# Leisure Time In Abu Dhabi



## 01reysaj38 (May 16, 2011)

:attention:When I was in Doha, a family day is being practiced during the Fridays. I assume the same is also practiced in the UAE particularly in Abu Dhabi during the weekend so only families can go inside the malls or park. What are the best places to go during the weekend in Abu Dhabi aside from going to the mall or parks?:help:


----------



## Jynxgirl (Nov 27, 2009)

There are family or women only days and evenings (water parks, certain malls that tend to be nonwesternized, beaches, etc) but those tend to be on Mondays and Tuesdays from what I have seen. Fridays are usually open for all to to use all malls as many people here only have one day off, and that being Friday. 

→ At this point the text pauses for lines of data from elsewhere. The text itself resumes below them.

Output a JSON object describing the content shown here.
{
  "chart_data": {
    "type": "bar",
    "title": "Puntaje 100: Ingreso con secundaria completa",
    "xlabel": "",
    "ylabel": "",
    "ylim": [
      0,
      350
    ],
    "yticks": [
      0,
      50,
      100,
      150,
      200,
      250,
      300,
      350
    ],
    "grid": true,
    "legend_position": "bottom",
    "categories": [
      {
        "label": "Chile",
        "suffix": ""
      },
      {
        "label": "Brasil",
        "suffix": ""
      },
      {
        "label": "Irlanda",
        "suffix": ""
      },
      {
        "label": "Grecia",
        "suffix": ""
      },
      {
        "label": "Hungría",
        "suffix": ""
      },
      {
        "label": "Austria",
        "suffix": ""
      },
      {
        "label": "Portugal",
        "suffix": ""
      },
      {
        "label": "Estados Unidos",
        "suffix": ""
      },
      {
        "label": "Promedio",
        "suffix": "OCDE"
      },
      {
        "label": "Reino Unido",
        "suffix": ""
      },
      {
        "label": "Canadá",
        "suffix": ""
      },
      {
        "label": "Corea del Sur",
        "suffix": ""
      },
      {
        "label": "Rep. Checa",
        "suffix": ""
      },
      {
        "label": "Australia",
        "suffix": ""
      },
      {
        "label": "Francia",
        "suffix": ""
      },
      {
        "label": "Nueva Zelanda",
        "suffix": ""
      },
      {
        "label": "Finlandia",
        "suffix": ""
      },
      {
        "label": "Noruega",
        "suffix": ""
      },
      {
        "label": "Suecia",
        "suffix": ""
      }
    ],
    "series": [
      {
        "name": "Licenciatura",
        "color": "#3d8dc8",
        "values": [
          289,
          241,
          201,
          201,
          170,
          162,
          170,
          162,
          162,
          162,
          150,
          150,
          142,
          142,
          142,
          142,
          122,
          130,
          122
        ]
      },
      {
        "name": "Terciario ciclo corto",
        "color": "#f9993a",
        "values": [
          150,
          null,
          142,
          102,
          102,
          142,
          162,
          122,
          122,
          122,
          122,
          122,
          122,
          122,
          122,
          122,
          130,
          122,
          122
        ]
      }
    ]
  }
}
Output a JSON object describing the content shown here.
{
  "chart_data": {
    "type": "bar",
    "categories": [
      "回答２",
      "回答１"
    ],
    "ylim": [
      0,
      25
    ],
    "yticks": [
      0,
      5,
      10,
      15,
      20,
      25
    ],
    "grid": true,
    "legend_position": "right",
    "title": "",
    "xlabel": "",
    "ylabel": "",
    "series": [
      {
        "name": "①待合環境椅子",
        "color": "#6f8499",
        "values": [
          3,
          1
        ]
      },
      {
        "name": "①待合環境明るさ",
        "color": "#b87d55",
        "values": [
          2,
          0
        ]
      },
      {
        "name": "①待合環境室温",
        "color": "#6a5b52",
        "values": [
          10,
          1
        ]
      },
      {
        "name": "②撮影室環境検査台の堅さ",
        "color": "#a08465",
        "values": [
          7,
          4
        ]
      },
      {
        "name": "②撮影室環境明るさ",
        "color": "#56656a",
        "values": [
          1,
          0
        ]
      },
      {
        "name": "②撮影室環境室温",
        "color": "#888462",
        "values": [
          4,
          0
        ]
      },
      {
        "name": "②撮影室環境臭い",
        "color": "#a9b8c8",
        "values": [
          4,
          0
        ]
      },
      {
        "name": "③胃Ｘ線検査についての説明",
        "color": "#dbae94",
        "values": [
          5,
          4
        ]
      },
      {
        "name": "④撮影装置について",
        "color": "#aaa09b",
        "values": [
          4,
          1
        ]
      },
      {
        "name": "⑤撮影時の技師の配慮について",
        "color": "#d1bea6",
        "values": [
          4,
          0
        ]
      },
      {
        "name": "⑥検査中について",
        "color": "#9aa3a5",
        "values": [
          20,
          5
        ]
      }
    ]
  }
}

Depends on what you like to do. Can check out timeoutabudhabi for things to do.


----------



## 01reysaj38 (May 16, 2011)

Jynxgirl said:


> There are family or women only days and evenings (water parks, certain malls that tend to be nonwesternized, beaches, etc) but those tend to be on Mondays and Tuesdays from what I have seen. Fridays are usually open for all to to use all malls as many people here only have one day off, and that being Friday.
> 
> Depends on what you like to do. Can check out timeoutabudhabi for things to do.


thank you for the information. 

opppss last week when i check this same post and it was like someone consider this as spam. it really disappoint me. i really don't like that idea.


----------



## Jynxgirl (Nov 27, 2009)

Not that this post was spam, but that mohid had responded with a comment that was spam. 

Sometimes just takes the forum a little while to respond on the uae forum. If you have questions, sometimes the dubai thread will answer faster if you post there. Many people do the commute or just look over there as this subforum is a bit slow.


----------